Carl Hanser Verlag 2003

Der Text ist vor 20 Jahren erschienen und wirkt, als wäre er aus aktuellen Anlass entstanden. Kriege und die damit verbundenen Gräuel haben sich seit dieser Zeit nicht wesentlich verändert. Die eigenen Opfer stehen noch immer über dem Leid der anderen, die Narrative passen sich den veränderten Gegebenheiten an.

Ausgehend von Virginia Woolfs Essay „Three Guineas“, nähert sich Sontag den kriegerischen Auseinandersetzungen der jüngeren Vergangenheit (Jugoslawienkrieg und die Konflikte zwischen Palästinensern und Israel) und analysiert: „Wo es darum geht, den Krieg als solchen zu verurteilen, sind Informationen darüber, wer wann wo was getan hat, nicht erforderlich; das willkürliche, gnadenlose Gemetzel ist Aussage genug. Doch wer davon überzeugt ist, daß das Recht nur auf einer Seite, das Unrecht und die Unterdrückung aber auf der anderen Seite zu finden sind und daß der Kampf fortgesetzt werden muß, für den kommt es darauf an, wer von wem getötet wird.“ S.16

In diesem Zusammenhang kommen Darstellungen auf Fotos oder in Filmen eine besondere und komplexe Bedeutung zu.
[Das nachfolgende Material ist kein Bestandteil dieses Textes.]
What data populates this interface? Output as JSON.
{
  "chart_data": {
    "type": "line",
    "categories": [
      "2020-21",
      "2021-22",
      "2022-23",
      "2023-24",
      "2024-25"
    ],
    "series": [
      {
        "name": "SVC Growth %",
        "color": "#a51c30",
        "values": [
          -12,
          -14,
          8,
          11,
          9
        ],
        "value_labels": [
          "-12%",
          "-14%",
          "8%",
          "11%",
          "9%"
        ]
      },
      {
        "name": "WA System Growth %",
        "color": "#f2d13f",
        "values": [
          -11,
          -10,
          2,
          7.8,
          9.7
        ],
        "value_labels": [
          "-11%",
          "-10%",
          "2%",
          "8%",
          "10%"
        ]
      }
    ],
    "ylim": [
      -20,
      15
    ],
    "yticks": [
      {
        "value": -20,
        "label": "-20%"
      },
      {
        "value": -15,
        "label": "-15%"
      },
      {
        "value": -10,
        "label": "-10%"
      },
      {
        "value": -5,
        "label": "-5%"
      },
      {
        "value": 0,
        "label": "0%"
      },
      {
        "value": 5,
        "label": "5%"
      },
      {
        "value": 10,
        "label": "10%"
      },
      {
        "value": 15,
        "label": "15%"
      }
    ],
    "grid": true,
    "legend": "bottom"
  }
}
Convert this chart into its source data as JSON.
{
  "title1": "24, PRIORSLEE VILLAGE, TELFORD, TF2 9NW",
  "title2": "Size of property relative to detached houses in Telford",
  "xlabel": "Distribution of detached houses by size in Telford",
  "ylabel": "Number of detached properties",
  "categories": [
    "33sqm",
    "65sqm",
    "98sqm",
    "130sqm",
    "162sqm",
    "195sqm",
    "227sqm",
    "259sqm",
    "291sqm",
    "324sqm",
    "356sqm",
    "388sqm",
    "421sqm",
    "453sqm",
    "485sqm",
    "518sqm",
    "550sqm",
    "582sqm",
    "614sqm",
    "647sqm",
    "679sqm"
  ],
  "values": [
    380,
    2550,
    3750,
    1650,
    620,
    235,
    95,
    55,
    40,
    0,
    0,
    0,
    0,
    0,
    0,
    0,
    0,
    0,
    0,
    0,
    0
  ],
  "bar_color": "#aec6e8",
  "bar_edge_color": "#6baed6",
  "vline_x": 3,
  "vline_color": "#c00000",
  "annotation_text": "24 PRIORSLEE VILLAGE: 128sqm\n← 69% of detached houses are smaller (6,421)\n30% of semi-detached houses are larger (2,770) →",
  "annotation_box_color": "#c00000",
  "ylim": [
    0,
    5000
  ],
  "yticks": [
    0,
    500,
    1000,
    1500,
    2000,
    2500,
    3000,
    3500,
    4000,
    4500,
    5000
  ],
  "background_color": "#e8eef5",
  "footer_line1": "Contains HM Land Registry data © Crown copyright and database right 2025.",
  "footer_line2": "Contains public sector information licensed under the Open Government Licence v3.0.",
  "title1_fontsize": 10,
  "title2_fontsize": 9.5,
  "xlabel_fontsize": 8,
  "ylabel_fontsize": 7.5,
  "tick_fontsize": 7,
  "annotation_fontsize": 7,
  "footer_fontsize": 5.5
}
Sie suggerieren ein Abbild der Wirklichkeit und eine Eindeutigkeit, wo es tatsächlich um Projektion und Interpretation geht. Sontag analysiert eine Reihe ikonografischer Darstellung kriegerischer Szenen (etwa Capas Foto des tödlich getroffenen fallenden republikanischen Kämpfers oder des Vietnamesen, der die Pistole eines Polizeioffiziers an die Schläfe gepresst bekommt) und konstatiert, dass der Kontext, in dem solche Szenen dargestellt werden, durchaus variabel ist.

„Während der Kämpfe zwischen Serben und Kroaten zu Beginn der jüngsten Balkankriege wurden von der serbischen und der kroatischen Propaganda die gleichen Fotos von Kindern verteilt, die bei der Beschießung eines Dorfes getötet worden waren. Man brauchte nur die Bildlegende zu verändern, und schon ließ sich der Tod dieser Kinder so und anders nutzen.“ S. 17

Wer würde bei diesen Sätzen nicht an die aktuellen kriegerischen Konflikte denken.

Fotografien bilden Erinnerungen an sich selbst und ersetzen die Erinnerung an das Dargestellte, worin Sontag die Gefahr einer wachsenden Distanz zum tatsächlichen Geschehen sieht. „Die Konzentrationslager - oder vielmehr die Fotos, die 1945 bei ihrer Befreiung gemacht wurden - sind schon fast alles, woran die Leute im Zusammenhang mit dem Nazismus und dem Elend des Zweiten Weltkriegs denken.“ S. 103

Das Buch liefert eine Historie der bildnerischen Darstellung kriegerischer Gräuel, ihrer Wirkung und der kritischen Auseinandersetzung damit. So revidiert Sontag einige Aussagen, die sie 1978 in ihren Essays „Über Fotografie“ (S. Fischer) getroffen hatte. 2003, dem Jahr, in dem das hier besprochene Buch erschien, erhielt Susan Sontag in der Frankfurter Paulskirche den „Friedenspreis des Deutschen Buchhandels“ verliehen. Mich hat seit Jahren kein Buch mehr so tief getroffen wie dieses.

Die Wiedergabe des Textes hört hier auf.